Tak terasa sudah dua minggu lamanya sejak kematian Pak Albert. Ella tidak bisa terus seperti ini. Masa depannya masih panjang dan dia harus bangkit melawan semua keterpurukan tersebut. Dia pun memutuskan untuk kembali bekerja seperti biasanya dan menjalani hari-harinya.
Deep!
Sebuah notif pesan singkat dari seseorang yang spesial sontak membentuk lekukan senyum di bibir indahnya.
"Maaf karena aku baru memberikan kabar kepadamu. Aku turut berduka cita atas apa yang telah menimpa Paman Albert. Siang ini juga, aku akan segera kembali ke Indonesia," batin Ella membaca pesan singkat tersebut.
Laki-laki yang baru saja mengirim pesan singkat kepadanya adalah Lias—sahabat kecilnya sejak dulu sekaligus laki-laki yang sebentar lagi akan menjadi pelabuhan cinta terakhirnya. Dia dan Lias saling mencintai. Keduanya pun telah dijodohkan dan akan melangsungkan pernikahan setelah Lias menyelesaikan pendidikan S3-nya di luar negeri. Dan hari ini laki-laki tersebut kembali.
Ella kini sudah siap dengan mengenakan t-shirt warna netral yang dikombinasikan dengan skinny jeans. Lalu untuk kesan smart officewear, dia menambahkan blazer sebagai outer dan mengenakan heels kesayangannya yang dikirimkan oleh Lias dari luar negeri sebagai hadiah ulang tahunnya yang ke-24.
"Life isn't always about sadness, Ella.

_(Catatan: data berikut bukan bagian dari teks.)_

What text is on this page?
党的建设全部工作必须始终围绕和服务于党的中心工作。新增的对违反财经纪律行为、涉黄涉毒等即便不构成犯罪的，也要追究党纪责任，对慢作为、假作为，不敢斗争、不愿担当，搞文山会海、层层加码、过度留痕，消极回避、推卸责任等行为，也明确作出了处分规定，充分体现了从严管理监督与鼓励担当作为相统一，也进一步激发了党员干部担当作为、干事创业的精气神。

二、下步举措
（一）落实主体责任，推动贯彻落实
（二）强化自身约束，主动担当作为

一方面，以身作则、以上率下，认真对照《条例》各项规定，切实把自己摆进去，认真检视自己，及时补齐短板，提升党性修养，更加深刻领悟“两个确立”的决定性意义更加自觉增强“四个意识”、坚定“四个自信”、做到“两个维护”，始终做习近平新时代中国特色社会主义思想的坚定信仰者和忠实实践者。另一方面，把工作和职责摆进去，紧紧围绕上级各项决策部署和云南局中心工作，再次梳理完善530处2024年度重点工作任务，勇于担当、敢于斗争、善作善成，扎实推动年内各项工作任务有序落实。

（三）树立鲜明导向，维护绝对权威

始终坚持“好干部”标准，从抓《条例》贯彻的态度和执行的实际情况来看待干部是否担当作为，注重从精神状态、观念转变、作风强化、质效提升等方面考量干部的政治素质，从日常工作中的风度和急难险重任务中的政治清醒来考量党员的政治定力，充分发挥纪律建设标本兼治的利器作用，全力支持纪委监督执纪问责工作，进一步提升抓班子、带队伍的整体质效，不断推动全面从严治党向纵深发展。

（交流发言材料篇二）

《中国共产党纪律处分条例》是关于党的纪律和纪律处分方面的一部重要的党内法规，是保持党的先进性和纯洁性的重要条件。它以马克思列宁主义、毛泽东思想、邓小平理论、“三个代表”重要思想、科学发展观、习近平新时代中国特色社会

Get up and set your sights forward." Ella tersenyum dan segera menuju bagasi mobil untuk berangkat ke kantor.
Sejak kematian Ayahnya, dia sudah tidak pernah lagi mendengar kabar dari Alena. Dia berharap agar di saat kondisi seperti ini, dia tidak bertemu dengan perempuan itu lagi.
"Ya ampun, bagaimana mungkin aku lupa membawa air mineral," batin Ella sambil menepuk jidat ketika mobilnya sudah meluncur ke jalanan.
Ella memang selalu membawa air mineral ke manapun dia pergi. Dia kerap kali merasakan haus yang membandel.
Dia pun akhirnya memutuskan menghentikan mobilnya di bahu jalan, tepat di depan sebuah minimarket untuk membeli minuman terlebih dahulu. Namun ketika hendak melangkahkan kaki masuk ke dalam minimarket tersebut, matanya tertuju kepada seorang perempuan yang berdiri tak jauh dari tempatnya saat ini.
Siapa lagi kalau bukan Alena—perempuan yang telah menjadi penyebab kehancuran keluarganya. Ella yang merasa geram, akhirnya mendekat ke arah perempuan itu dan menarik tangannya dengan paksa.
"Apaan sih!" teriak Alena. Namun, betapa terkejutnya dia ketika melihat orang tersebut adalah Ella.
"Ella!" sambungnya yang masih tercengang.
"Kamu masih mengingat namaku rupanya." Ella yang melihat wajah perempuan itu, seketika kembali teringat dengan sosok ayahnya yang baru saja meninggal.
"Aku tidak menduga bakal bertemu dengan perempuan menyedihkan ini di sini. Gimana kabar kamu sekarang? Ayahmu sudah meninggal, yah? Kasian banget. Tapi wajar sih, lagian ayahmu itu memang sudah tua. Laki-laki seperti dia memang pantas menjemput maut, sudah tua tapi masih saja gatal dengan perempuan lain."
Bukanya merasa bersalah ataupun turut prihatin, Alena malah menghina Pak Albert. Hal itu membuat emosi Ella kian memuncak. Dia menatap perempuan tersebut dengan tajam.
"Tutup mulutmu, Alena!" perintah Ella dengan nada yang sedikit meninggi.
"Kenapa? Aku hanya mengatakan apa yang harus aku katakan, bukan? Lagian memang itu faktanya." Alena tertawaan dan merasa puas melihat ekspresi marah dan kesal dari raut wajah Ella.
"Biadab!" bentak Ella sembari mendaratkan tamparan tepat di pipi Alena. Ini adalah pertama kalinya dia bertemu dengan seseorang yang telah dia anggap pengkhianat dan juga iblis yang berwajah manusia.
"Lancang sekali kamu menyentuhku seperti ini!" teriak Alena tak terima. Ia pun berusaha untuk membalas tamparan itu. Tapi Ella mencegah dan memegang tangannya.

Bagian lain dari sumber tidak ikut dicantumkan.